A damaged power line near Kherson, southern Ukraine, Nov. 26, 2022.
A damaged power line near Kherson, southern Ukraine, Nov. 26, 2022.Photo: EPA/ROMAN PILIPEY

An energy link between Poland’s southeastern city of Rzeszów and the western Ukrainian city of Khmelnytskyi could be ready for launch in the first quarter of 2023, Poland’s biznesalert.pl website has reported.   

However, much will depend on the situation in war-torn Ukraine, in particular the scale of Russia’s missile attacks, which may jeopardise the project, biznesalert.pl said on Thursday.

Russia’s missile and drone strikes on Ukraine’s energy infrastructure have already forced Kyiv to import power, rather than export the resource, as was the original plan, according to officials. 

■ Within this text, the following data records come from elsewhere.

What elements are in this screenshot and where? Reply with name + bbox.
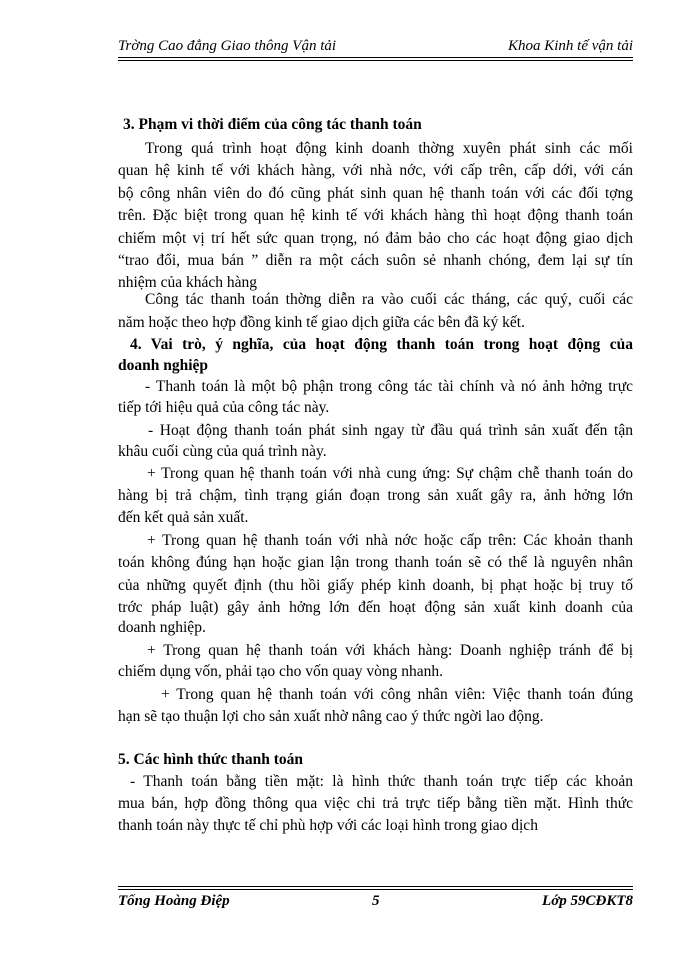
paragraph-line: trên. Đặc biệt trong quan hệ kinh tế với khách hàng thì hoạt động thanh toán bbox=[118, 207, 633, 224]
bullet-line: của những quyết định (thu hồi giấy phép kinh doanh, bị phạt hoặc bị truy tố bbox=[118, 577, 633, 594]
footer-author: Tống Hoàng Điệp bbox=[118, 893, 230, 909]
section-heading-5: 5. Các hình thức thanh toán bbox=[118, 751, 304, 768]
header-faculty-name: Khoa Kinh tế vận tải bbox=[508, 38, 633, 54]
bullet-line: thanh toán này thực tế chỉ phù hợp với các loại hình trong giao dịch bbox=[118, 817, 538, 834]
footer-class: Lớp 59CĐKT8 bbox=[542, 893, 633, 909]
bullet-line: đến kết quả sản xuất. bbox=[118, 509, 249, 526]
section-heading-3: 3. Phạm vi thời điểm của công tác thanh toán bbox=[123, 116, 422, 133]
bullet-line: khâu cuối cùng của quá trình này. bbox=[118, 443, 327, 460]
section-heading-4: 4. Vai trò, ý nghĩa, của hoạt động thanh toán trong hoạt động của bbox=[130, 336, 633, 353]
bullet-line: - Hoạt động thanh toán phát sinh ngay từ đầu quá trình sản xuất đến tận bbox=[148, 422, 633, 439]
bullet-line: - Thanh toán là một bộ phận trong công tác tài chính và nó ảnh hởng trực bbox=[145, 378, 633, 395]
page-footer bbox=[118, 893, 633, 913]
bullet-line: + Trong quan hệ thanh toán với nhà cung ứng: Sự chậm chễ thanh toán do bbox=[147, 465, 633, 482]
paragraph-line: năm hoặc theo hợp đồng kinh tế giao dịch giữa các bên đã ký kết. bbox=[118, 314, 525, 331]
section-heading-4-cont: doanh nghiệp bbox=[118, 357, 209, 374]
paragraph-line: bộ công nhân viên do đó cũng phát sinh quan hệ thanh toán với các đối tợng bbox=[118, 185, 633, 202]
bullet-line: mua bán, hợp đồng thông qua việc chi trả trực tiếp bằng tiền mặt. Hình thức bbox=[118, 795, 633, 812]
bullet-line: toán không đúng hạn hoặc gian lận trong thanh toán sẽ có thể là nguyên nhân bbox=[118, 554, 633, 571]
bullet-line: + Trong quan hệ thanh toán với công nhân viên: Việc thanh toán đúng bbox=[161, 686, 633, 703]
header-school-name: Trờng Cao đẳng Giao thông Vận tải bbox=[118, 38, 337, 54]
header-rule bbox=[118, 57, 633, 61]
bullet-line: trớc pháp luật) gây ảnh hởng lớn đến hoạt động sản xuất kinh doanh của bbox=[118, 599, 633, 616]
page-number: 5 bbox=[372, 893, 380, 909]
bullet-line: - Thanh toán bằng tiền mặt: là hình thức thanh toán trực tiếp các khoản bbox=[130, 773, 633, 790]
bullet-line: tiếp tới hiệu quả của công tác này. bbox=[118, 399, 330, 416]
bullet-line: doanh nghiệp. bbox=[118, 619, 206, 636]
paragraph-line: “trao đổi, mua bán ” diễn ra một cách suôn sẻ nhanh chóng, đem lại sự tín bbox=[118, 252, 633, 269]
bullet-line: chiếm dụng vốn, phải tạo cho vốn quay vòng nhanh. bbox=[118, 663, 444, 680]
bullet-line: + Trong quan hệ thanh toán với nhà nớc hoặc cấp trên: Các khoản thanh bbox=[147, 532, 633, 549]
paragraph-line: quan hệ kinh tế với khách hàng, với nhà nớc, với cấp trên, cấp dới, với cán bbox=[118, 162, 633, 179]
paragraph-line: Công tác thanh toán thờng diễn ra vào cuối các tháng, các quý, cuối các bbox=[145, 291, 633, 308]
bullet-line: hàng bị trả chậm, tình trạng gián đoạn trong sản xuất gây ra, ảnh hởng lớn bbox=[118, 487, 633, 504]
paragraph-line: chiếm một vị trí hết sức quan trọng, nó đảm bảo cho các hoạt động giao dịch bbox=[118, 230, 633, 247]
footer-rule bbox=[118, 886, 633, 890]
bullet-line: + Trong quan hệ thanh toán với khách hàng: Doanh nghiệp tránh để bị bbox=[147, 642, 633, 659]
paragraph-line: Trong quá trình hoạt động kinh doanh thờng xuyên phát sinh các mối bbox=[145, 140, 633, 157]
paragraph-line: nhiệm của khách hàng bbox=[118, 274, 258, 291]
bullet-line: hạn sẽ tạo thuận lợi cho sản xuất nhờ nâng cao ý thức ngời lao động. bbox=[118, 708, 544, 725]
page-header bbox=[118, 38, 633, 58]
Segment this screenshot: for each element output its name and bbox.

Rzeszów-Khmelnytsky link could be ready in Q1 2023

Tomasz Sikorski, deputy CEO of Poland’s state-run energy transmission company PSE, told reporters: “The line [to Ukraine] is necessary, although currently it is Ukraine that needs to import energy and export is out of the question.”

He added that both Poland and Ukraine were working to restore the Rzeszów-Khmelnytskyi line “in the first quarter of 2023,” but it remained to be seen if the Ukrainian section could be ready by this date, given the constant Russian missile barrage and the power outages caused by Russian attacks. 

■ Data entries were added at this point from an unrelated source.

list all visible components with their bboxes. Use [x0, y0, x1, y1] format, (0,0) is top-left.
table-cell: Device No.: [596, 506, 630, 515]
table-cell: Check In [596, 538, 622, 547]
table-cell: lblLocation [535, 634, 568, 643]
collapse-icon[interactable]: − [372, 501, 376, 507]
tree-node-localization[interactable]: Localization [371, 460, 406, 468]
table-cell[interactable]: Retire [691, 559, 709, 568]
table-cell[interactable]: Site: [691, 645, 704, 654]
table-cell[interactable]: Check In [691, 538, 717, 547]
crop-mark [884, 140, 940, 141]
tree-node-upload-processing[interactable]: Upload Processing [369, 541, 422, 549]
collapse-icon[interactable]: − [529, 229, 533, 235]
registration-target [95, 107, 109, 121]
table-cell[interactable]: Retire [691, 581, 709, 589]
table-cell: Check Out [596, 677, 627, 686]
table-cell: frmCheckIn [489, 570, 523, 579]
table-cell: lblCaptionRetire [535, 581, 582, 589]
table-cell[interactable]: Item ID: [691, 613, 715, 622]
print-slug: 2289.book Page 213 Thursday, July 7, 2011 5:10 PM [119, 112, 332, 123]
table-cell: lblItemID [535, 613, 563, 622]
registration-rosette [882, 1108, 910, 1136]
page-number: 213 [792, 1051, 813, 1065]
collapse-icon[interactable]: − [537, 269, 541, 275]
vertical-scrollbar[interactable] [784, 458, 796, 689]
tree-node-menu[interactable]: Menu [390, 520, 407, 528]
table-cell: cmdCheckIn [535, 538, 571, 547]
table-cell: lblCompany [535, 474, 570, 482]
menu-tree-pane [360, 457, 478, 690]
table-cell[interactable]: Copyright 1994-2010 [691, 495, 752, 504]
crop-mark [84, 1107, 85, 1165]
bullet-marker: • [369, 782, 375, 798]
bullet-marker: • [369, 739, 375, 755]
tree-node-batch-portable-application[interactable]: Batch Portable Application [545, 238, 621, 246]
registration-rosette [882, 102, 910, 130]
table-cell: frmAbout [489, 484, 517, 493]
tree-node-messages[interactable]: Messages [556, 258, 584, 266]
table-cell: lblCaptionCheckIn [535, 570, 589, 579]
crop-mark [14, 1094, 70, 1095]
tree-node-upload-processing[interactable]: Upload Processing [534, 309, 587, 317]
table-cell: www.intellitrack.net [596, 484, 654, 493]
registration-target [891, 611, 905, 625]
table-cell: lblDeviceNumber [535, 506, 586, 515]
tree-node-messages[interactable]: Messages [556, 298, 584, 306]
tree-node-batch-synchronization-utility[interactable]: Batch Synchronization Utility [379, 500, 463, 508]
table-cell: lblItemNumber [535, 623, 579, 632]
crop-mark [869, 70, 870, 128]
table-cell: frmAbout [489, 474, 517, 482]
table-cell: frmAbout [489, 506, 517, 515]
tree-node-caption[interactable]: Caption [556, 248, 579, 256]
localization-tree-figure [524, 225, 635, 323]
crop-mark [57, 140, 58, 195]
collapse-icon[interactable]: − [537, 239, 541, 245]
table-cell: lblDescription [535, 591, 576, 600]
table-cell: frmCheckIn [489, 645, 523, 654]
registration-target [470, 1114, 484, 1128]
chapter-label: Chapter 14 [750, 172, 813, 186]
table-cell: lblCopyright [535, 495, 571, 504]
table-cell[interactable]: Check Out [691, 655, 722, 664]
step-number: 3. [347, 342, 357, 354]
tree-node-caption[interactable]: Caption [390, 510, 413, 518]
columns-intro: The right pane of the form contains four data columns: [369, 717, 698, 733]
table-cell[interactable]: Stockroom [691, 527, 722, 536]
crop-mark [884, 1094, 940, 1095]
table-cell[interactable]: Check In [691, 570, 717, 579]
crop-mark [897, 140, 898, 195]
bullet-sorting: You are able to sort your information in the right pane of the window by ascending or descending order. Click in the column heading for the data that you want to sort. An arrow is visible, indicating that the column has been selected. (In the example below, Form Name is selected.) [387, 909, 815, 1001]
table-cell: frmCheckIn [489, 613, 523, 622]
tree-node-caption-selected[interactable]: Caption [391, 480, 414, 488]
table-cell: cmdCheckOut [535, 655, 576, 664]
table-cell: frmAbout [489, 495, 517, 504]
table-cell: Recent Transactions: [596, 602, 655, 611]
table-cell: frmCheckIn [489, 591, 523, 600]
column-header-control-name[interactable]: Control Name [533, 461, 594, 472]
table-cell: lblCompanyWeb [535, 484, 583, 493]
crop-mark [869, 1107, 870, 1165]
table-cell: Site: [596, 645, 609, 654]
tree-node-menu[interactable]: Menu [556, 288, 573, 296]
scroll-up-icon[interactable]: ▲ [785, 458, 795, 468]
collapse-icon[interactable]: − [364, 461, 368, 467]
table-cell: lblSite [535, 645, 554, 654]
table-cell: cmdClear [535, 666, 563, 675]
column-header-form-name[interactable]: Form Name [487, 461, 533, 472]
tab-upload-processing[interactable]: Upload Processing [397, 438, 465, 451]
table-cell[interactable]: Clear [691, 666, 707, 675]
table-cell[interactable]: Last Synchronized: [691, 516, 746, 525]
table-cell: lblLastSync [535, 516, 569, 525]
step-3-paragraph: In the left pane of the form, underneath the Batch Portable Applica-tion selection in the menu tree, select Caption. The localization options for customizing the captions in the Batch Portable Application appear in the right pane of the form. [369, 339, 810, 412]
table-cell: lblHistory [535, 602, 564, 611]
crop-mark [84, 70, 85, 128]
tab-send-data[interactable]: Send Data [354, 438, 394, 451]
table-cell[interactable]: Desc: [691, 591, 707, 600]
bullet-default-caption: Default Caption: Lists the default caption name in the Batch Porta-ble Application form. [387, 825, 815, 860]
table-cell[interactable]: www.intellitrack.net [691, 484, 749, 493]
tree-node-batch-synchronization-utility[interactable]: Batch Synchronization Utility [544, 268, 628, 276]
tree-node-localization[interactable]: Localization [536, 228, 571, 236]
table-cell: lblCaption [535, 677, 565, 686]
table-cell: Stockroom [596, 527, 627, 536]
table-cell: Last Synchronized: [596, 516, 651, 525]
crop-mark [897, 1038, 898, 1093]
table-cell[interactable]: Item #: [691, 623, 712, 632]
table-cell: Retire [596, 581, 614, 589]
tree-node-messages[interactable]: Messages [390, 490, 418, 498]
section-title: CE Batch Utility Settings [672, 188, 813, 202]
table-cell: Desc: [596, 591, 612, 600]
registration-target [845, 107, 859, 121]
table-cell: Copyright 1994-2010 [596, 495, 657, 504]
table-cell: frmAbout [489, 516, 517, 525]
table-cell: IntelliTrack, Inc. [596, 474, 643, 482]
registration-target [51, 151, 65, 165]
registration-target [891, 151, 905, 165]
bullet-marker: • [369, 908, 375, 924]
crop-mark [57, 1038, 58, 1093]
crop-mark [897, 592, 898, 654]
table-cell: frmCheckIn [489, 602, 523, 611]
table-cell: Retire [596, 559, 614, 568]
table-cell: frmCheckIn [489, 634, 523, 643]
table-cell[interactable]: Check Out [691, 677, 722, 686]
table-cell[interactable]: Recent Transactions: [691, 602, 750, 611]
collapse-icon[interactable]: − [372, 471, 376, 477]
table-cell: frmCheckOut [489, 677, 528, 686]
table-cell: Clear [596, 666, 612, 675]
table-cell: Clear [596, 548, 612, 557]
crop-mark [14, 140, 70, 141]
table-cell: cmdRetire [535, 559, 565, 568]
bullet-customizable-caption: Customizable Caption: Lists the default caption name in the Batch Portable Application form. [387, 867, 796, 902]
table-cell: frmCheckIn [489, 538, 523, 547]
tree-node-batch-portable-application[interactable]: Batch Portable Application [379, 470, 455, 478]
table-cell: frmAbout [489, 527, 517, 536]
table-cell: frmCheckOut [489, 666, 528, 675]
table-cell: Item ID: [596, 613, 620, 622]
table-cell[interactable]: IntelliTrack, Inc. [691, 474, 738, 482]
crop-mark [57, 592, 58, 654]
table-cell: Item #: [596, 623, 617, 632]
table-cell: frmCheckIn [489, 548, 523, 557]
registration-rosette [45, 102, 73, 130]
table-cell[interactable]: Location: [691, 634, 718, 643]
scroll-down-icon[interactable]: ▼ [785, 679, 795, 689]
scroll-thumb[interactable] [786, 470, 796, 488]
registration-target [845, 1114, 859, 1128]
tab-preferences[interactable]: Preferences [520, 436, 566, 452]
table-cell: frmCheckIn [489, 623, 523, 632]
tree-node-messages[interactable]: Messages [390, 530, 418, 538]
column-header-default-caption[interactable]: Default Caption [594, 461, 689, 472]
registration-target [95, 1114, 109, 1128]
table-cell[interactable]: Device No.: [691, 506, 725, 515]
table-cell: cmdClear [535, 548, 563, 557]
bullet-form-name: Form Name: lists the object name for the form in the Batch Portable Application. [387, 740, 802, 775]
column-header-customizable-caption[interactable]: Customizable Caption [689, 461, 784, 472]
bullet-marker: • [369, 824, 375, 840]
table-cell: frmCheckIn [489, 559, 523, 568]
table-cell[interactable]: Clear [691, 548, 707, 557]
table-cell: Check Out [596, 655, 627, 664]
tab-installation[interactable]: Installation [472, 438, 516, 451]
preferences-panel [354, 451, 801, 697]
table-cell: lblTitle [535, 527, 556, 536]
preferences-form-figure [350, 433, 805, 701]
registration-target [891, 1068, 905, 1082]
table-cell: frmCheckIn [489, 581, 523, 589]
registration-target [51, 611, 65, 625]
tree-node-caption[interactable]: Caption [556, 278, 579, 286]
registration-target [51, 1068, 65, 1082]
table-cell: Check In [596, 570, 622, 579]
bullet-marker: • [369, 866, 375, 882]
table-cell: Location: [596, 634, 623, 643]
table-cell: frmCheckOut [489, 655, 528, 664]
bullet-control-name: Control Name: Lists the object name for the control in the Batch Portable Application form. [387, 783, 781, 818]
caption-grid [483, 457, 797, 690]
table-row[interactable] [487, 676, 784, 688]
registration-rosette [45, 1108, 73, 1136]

“Europe’s energy operators are working closely together to make it possible to export power to Ukraine and Moldova,” Sikorski said.

Ukraine’s energy system under Russian attack  

As part of its full-scale invasion of Ukraine, Russia in the autumn launched a series of missile strikes on Ukraine’s energy infrastructure, cutting off a third of the country’s power supply, biznesalert.pl reported.   

In response, the government in Kyiv has been limiting energy consumption through emergency blackouts and has planned to step up imports from the European Union, including through Poland.

One possible route is the Rzeszów-Khmelnytsky link, which could also be used during peacetime to import energy from Ukraine’s nuclear power plants to Poland, officials told reporters. 

In the spring of 2022, Ukraine joined Europe’s Energy Community, synchronising its energy system with those of EU member states and the countries of the Balkan and Black Sea regions, biznesalert.pl reported.

Friday is day 282 of Russia’s war on Ukraine.